Alt Paleolitik dönem başlangıç tarihi 2.6 milyon yıldır. İlk insanların Doğu Afrika
coğrafyasında yaşadığı bilinmektedir. Senozoik çağ/devir soğuma evresidir 2.6 milyon yıl
önce bu soğuma doruk noktasına ulaştırmıştır. Doğu Afrika’nın kuraklaşmasına sebebiyet
veren farklı küresel boyuttaki farklı tektonik olaylar gerçekleşmiştir. Yaklaşık olarak 3-4
milyon yıl önce Avustralya ve Yeni Gine kuzeye doğru sürüklenmiş ve Endonezya suyolu
olarak da bilenen okyanus kanalının küçük bir kısmını kapamıştır. Hint Okyanusu’nun
soğuması sebebiyle buharlaşmanın azalması, Doğu Afrika bölgesinin daha az yağış almasına
sebep olmuştur. Evrimsel süreci tetikleyen bir başka jeolojik/tektonik olay başlangıcıysa
yaklaşık olarak 30 milyon yıl önce Büyük Rift Vadisi’nin oluşmuş olmasıdır. Günümüzde ki
ismi Doğu Afrika Rift Vadisi olarak bilinir. Etiyopya’dan Mozambik’e kadar kilometrelerce
uzanır. Bu zaman dilimini kapsayan süreç yaklaşık 3,7-5,5 milyon yıl önce, deniz seviyesinin
yarım mil üzerinde olduğu bir dönemde, iki taraftan dağlık sırtlarla çevrili geniş ve derin bir
vadi oluşturmuştur. Vadinin oluşmasına sebebiyet veren bu dağlık sırtların en büyük
etkilerinden biri Doğu Afrika’ya düşen yıllık yağış oranını yüksek oranda azaltmış olmasıdır.

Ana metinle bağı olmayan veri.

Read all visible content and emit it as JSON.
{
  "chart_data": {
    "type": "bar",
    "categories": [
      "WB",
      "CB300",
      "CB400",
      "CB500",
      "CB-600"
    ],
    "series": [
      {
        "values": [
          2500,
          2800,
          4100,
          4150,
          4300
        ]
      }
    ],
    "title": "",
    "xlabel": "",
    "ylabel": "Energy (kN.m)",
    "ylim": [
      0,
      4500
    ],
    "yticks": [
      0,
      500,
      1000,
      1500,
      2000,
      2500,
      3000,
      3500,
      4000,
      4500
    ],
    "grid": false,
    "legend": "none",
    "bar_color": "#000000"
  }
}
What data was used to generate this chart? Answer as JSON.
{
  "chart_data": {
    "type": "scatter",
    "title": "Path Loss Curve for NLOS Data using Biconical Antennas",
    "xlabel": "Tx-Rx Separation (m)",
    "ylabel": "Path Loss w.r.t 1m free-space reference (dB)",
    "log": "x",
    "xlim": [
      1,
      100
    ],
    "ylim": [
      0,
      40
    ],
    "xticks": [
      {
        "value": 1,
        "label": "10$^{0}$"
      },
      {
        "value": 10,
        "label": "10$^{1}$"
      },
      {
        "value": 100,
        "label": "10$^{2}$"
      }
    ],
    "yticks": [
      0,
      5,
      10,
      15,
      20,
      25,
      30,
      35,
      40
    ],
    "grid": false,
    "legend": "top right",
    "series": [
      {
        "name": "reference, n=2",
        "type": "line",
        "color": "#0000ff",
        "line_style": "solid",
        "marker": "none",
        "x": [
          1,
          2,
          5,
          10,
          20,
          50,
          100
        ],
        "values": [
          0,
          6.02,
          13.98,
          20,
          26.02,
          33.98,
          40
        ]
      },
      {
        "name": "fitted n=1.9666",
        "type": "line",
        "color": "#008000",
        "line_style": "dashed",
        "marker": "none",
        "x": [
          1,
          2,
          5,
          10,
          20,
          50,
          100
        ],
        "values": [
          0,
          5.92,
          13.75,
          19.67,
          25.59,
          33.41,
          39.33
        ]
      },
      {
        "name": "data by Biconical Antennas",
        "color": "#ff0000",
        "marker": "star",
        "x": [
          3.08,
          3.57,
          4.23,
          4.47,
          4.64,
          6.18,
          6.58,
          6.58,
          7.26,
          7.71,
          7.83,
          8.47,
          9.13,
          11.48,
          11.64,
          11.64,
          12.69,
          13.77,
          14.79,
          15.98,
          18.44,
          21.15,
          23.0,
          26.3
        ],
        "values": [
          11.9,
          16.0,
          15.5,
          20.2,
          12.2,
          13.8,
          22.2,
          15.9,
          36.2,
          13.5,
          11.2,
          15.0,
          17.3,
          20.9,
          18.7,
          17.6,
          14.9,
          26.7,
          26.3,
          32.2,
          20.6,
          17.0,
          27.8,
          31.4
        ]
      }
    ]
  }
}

Bu durumların sonucunda Doğu Afrika’da kuraklık başlangıcı olmuştur.
Alt Paleolitik Dönem’e ait en eski keşiflerin 17. yy ‘ın sonlarına doğru gerçekleştiği
bilinmektedir. Tarihsel açıdan en erken buluntular Afrika kıtasından ele geçse de, buluntu ve
araştırma tarihçesi bakımından en erken keşiflerin Avrupa kıtasında (özellikle Britanya)
yapıldığı görülmüştür. Ele geçen aletlerin ve yaşam alanlarının insan tarafından yapıldığını
düşündüğümüz aşama 17. yy ‘ın ikinci yarısından sonra başlamıştır.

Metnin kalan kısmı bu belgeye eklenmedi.